Corpo do artigo
Ricardo Salgado, presidente do Banco Espírito Santo, dizia, ontem, em entrevista ao jornal "I" não ter entendido "muito bem reacção do Presidente ao negócio da PT da TVI". No seu jeito habitual, em que cada palavra está no sítio certo e tem o exacto peso que ele lhe pretende dar, acrescentava: "Houve provavelmente algum factor que o Presidente da República conhecia - e as outras pessoas não - que desencadeou essa reacção".
A observação do banqueiro é extremamente elegante. Está lá a crítica ao Presidente - dizendo que não entendeu a sua observação - mas também está lá a sua defesa: porventura ele saberia para além do que foi dado saber ao cidadão comum. A verdade é que as últimas intervenções públicas de Cavaco merecem atenção especial, porque extravasam o que poderíamos esperar dele. Cavaco Silva é um homem previsível no sentido em que sabemos de antemão que procura pautar a sua acção pelo rigor. Dizer que é previsível é, neste sentido, um elogio. É escrupuloso, também. É por isso que Ricardo Salgado não foi o único a estranhar a intervenção do Presidente no caso PT-TVI. O assunto entrara já para o domínio da guerra política, nomeadamente entre o PSD e o PS, e como esse é um campo em que o escrúpulo de Cavaco Silva mais se tem acentuado, não era de esperar que tivesse dito o que quer que fosse.
Ainda agora, no caso Manuel Pinho, também o Presidente da República emitiu a sua opinião de uma forma inesperada. Inesperada porque não é habitual que ele se pronuncie tão a quente, tão em cima dos acontecimentos. Frequentemente, o Presidente marca a sua distância, e neste caso não o fez. O que disse, releva do óbvio. A estranheza é ter dito. Até porque não o fez em condições semelhantes, nomeadamente quando se deslocou à Madeira e nada disse sobre as diatribes ainda quentes de Alberto João Jardim, aceitando inclusivamente, sem pestanejar, pelo menos em público, não ser recebido na Assembleia Regional. Como nada disse quando a Assembleia Regional proibiu a entrada a um deputado, colocando seguranças à porta para lhe barrarem o caminho.

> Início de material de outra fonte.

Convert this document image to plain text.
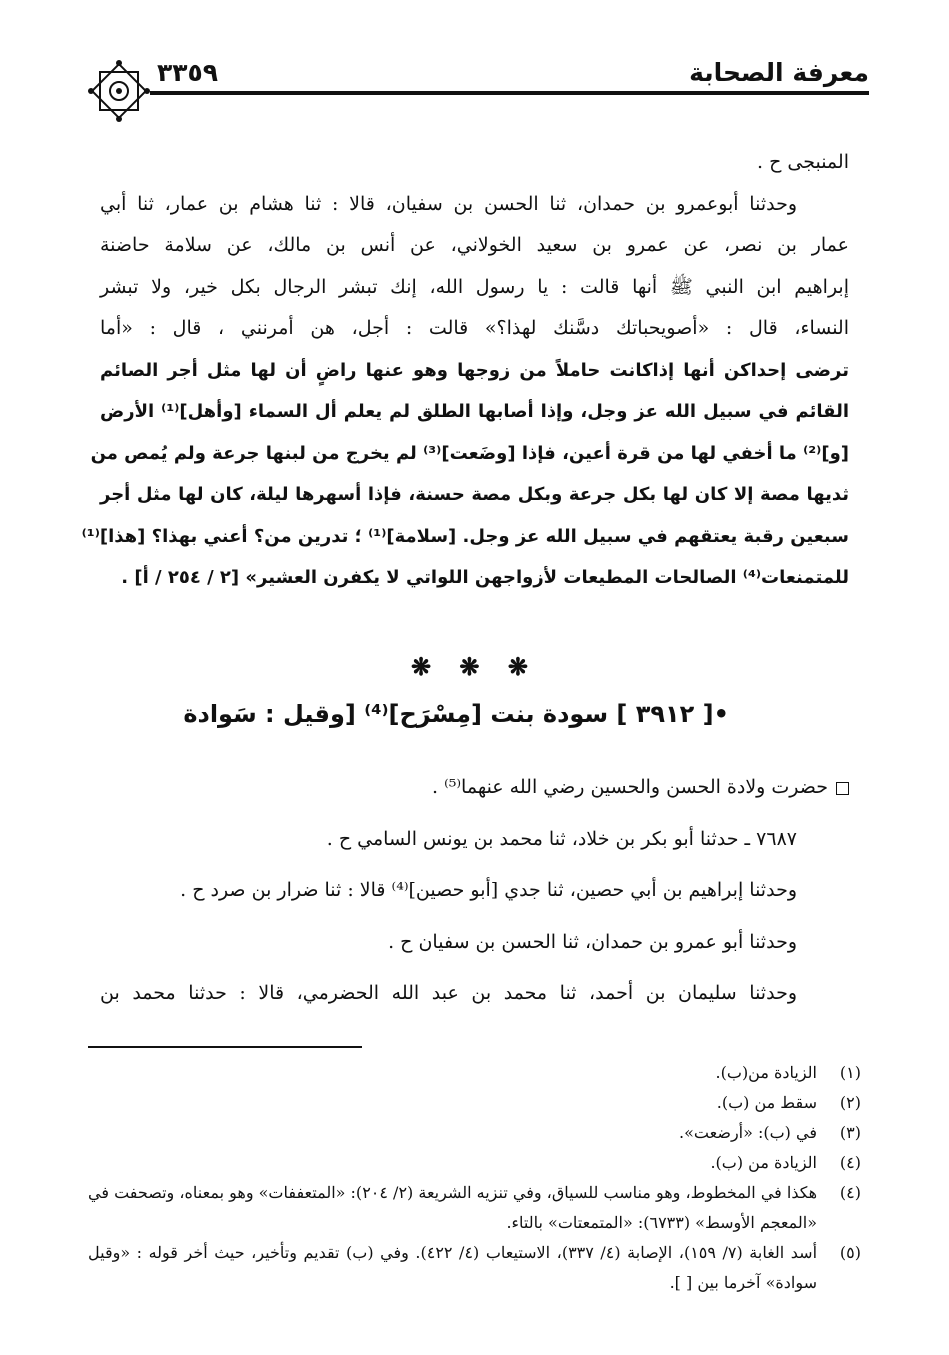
معرفة الصحابة
٣٣٥٩
المنبجى ح .
وحدثنا أبوعمرو بن حمدان، ثنا الحسن بن سفيان، قالا : ثنا هشام بن عمار، ثنا أبي
عمار بن نصر، عن عمرو بن سعيد الخولاني، عن أنس بن مالك، عن سلامة حاضنة
إبراهيم ابن النبي ﷺ أنها قالت : يا رسول الله، إنك تبشر الرجال بكل خير، ولا تبشر
النساء، قال : «أصويحباتك دسَّنك لهذا؟» قالت : أجل، هن أمرنني ، قال : «أما
ترضى إحداكن أنها إذاكانت حاملاً من زوجها وهو عنها راضٍ أن لها مثل أجر الصائم
القائم في سبيل الله عز وجل، وإذا أصابها الطلق لم يعلم أل السماء [وأهل]⁽¹⁾ الأرض
[و]⁽²⁾ ما أخفي لها من قرة أعين، فإذا [وضَعت]⁽³⁾ لم يخرج من لبنها جرعة ولم يُمص من
ثديها مصة إلا كان لها بكل جرعة وبكل مصة حسنة، فإذا أسهرها ليلة، كان لها مثل أجر
سبعين رقبة يعتقهم في سبيل الله عز وجل. [سلامة]⁽¹⁾ ؛ تدرين من؟ أعني بهذا؟ [هذا]⁽¹⁾
للمتمنعات⁽⁴⁾ الصالحات المطيعات لأزواجهن اللواتي لا يكفرن العشير» [٢ / ٢٥٤ / أ] .
❋ ❋ ❋
•[ ٣٩١٢ ] سودة بنت [مِسْرَح]⁽⁴⁾ [وقيل : سَوادة
حضرت ولادة الحسن والحسين رضي الله عنهما⁽⁵⁾ .
٧٦٨٧ ـ حدثنا أبو بكر بن خلاد، ثنا محمد بن يونس السامي ح .
وحدثنا إبراهيم بن أبي حصين، ثنا جدي [أبو حصين]⁽⁴⁾ قالا : ثنا ضرار بن صرد ح .
وحدثنا أبو عمرو بن حمدان، ثنا الحسن بن سفيان ح .
وحدثنا سليمان بن أحمد، ثنا محمد بن عبد الله الحضرمي، قالا : حدثنا محمد بن
(١)
الزيادة من(ب).
(٢)
سقط من (ب).
(٣)
في (ب): «أرضعت».
(٤)
الزيادة من (ب).
(٤)
هكذا في المخطوط، وهو مناسب للسياق، وفي تنزيه الشريعة (٢/ ٢٠٤): «المتعففات» وهو بمعناه، وتصحفت في «المعجم الأوسط» (٦٧٣٣): «المتمعتات» بالتاء.
(٥)
أسد الغابة (٧/ ١٥٩)، الإصابة (٤/ ٣٣٧)، الاستيعاب (٤/ ٤٢٢). وفي (ب) تقديم وتأخير، حيث أخر قوله : «وقيل سوادة» آخرما بين [ ].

A quem espantam - e neles me incluo - estas intervenções de Cavaco, só posso recomendar a fina observação de Ricardo Salgado: há provavelmente coisas que o Presidente conhece - e a que o cidadão comum não tem acesso - que desencadeiam estas reacções. Só pode ser. Porque não é aceitável que, de repente, o Presidente da República tenha optado pelo que parece ser uma marcação cerrada ao Governo, abandonando a sua neutralidade.